Der Verein SAVE bietet Beratung und Unterstützung in allen Bereichen, mit denen ein Gewaltopfer konfrontiert wird, sei es rechtlich, psychologisch oder medizinisch.
Im rechtlichen Bereich kann das helfen, eine Anzeige zu erstatten, physische Begleitung zur Polizei oder Gendarmerie zu bieten, sogar bei Anhörungen.

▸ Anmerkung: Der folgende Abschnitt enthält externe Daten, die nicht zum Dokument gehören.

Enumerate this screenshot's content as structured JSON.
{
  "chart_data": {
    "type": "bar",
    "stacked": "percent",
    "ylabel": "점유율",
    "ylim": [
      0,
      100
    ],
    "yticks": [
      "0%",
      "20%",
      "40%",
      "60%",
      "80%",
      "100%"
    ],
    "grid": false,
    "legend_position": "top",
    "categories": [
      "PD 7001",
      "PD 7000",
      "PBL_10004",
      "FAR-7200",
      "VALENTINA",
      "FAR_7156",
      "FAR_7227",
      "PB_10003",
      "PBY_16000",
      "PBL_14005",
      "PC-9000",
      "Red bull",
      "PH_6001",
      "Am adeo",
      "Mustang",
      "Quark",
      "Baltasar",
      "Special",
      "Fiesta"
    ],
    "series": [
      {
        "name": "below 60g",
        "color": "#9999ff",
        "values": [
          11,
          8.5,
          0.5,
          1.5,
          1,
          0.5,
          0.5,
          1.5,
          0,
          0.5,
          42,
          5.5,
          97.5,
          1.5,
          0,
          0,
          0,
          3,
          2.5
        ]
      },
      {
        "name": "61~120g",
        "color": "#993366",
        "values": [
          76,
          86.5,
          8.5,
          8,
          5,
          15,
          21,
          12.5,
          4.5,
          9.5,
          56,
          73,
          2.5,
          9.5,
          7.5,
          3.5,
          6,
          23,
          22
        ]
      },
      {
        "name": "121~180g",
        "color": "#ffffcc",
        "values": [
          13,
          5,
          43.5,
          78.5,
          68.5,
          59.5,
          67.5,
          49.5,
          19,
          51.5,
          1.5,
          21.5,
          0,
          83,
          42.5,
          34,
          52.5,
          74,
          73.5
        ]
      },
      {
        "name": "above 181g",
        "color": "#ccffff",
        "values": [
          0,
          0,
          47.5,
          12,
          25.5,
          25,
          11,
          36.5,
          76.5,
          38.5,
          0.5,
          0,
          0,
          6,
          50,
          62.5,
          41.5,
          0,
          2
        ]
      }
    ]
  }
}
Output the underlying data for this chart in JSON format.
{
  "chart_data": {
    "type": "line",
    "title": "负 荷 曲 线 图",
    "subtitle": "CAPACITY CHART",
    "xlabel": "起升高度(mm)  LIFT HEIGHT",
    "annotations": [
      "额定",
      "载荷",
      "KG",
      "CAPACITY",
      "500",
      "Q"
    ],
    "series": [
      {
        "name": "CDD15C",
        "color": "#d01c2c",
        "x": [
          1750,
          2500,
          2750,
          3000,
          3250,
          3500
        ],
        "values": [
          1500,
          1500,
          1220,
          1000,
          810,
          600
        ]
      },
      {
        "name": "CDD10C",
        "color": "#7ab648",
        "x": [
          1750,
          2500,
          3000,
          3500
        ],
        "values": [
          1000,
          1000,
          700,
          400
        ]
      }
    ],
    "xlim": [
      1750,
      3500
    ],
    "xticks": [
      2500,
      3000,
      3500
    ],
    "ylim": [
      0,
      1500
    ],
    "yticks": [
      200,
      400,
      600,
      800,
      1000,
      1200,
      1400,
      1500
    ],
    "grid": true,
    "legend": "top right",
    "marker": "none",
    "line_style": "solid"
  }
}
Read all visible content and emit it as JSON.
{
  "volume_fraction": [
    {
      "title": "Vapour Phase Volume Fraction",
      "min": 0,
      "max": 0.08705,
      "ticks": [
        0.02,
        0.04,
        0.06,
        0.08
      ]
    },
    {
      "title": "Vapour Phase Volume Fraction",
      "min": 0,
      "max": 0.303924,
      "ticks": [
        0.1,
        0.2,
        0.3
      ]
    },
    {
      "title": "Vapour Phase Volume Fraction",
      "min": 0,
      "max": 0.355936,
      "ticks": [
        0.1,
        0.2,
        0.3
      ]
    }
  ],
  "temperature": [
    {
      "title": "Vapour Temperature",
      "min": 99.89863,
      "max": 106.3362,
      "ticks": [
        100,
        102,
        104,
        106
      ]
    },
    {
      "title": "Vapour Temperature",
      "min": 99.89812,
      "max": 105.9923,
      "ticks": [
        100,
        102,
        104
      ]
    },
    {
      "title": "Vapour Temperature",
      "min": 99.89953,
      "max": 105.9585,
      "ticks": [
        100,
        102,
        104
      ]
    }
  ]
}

Im psychologischen Bereich bietet der Verein Einzelgespräche, Gesprächsgruppen, therapeutische Mediation, Hypnose, Sophrologie, EMDR, Kunsttherapie, Reittherapie, Schreibwerkstätten und Märchen an.
Auch die soziale Seite wird angesprochen, indem den Opfern geholfen wird, aus ihrer Wohnung zu fliehen, umzuziehen und eine Arbeitsstelle zu finden.
Oder auch die medizinische Seite, das heißt die Begleitung zu einem Arzt, um ein ärztliches Attest für rechtliche Schritte zu erhalten, um die erlittene Gewalt anerkennen zu lassen.
Nicht zu vergessen ist ein Präventionsbereich in Schulen, Unternehmen, bei Gesundheitsfachleuten, Feuerwehrleuten, der Polizei, der Gendarmerie, der Staatsanwaltschaft, der Präfektur und in Krankenhäusern. Es geht auch darum, alles, was die Opfer anmerken, weiterzugeben, seien es positive Aspekte oder solche, die in ihrer Betreuung verbessert werden müssen.
Die Schwierigkeiten werden manchmal verstärkt, wenn man in einer ländlichen Gemeinde lebt – der Verein SAVE ist in etwa zwanzig solchen Gemeinden aktiv – wenn man geografisch isoliert ist und kein Transportmittel hat. "Deshalb wollte der Verein auch überall im Département präsent sein, insbesondere im ländlichen Raum“, erklärt Marion Doyen. “Und dank der Gemeinden, die uns kostenlos Räumlichkeiten zur Verfügung stellen, können wir diese Opfer bestmöglich dort unterstützen, wo sie sind, in der Nähe ihres Wohnorts oder Arbeitsplatzes, an einem Ort, an dem sie wissen, dass sie sicher sein können.”
Die Besonderheit von SAVE besteht darin, die Opfer auf jedem Schritt ihres Weges zu unterstützen, nicht nur als Berater, sondern auch physisch bei jedem Schritt anwesend zu sein. “Eine Person zu haben, die ihnen die Hand hält und sagt: „Komm, lass uns gemeinsam gehen!“, hilft ihnen auch, denn sie können schnell völlig überfordert sein, nicht mehr wissen, wo sie anfangen sollen, und letztendlich aufgeben. Ihnen zu helfen, die ersten Schritte zu machen, halte ich für wichtig.”
Umso mehr hat der Verein das Glück, Freiwillige aus allen Berufsgruppen in seinen Reihen zu haben. Anwälte, Juristen, Sozialarbeiter und Psychologen sind jederzeit an einem einzigen Ort verfügbar und leicht konsultierbar, was den Weg erheblich erleichtert.
Schließlich arbeitet der Verein mit freiwilligen Familien zusammen, die die Opfer in Notfällen für einige Tage bis mehrere Wochen aufnehmen können, was es ermöglicht, eine Lösung zu finden, selbst wenn die Plätze in Notunterkünften oder Hotels knapp werden.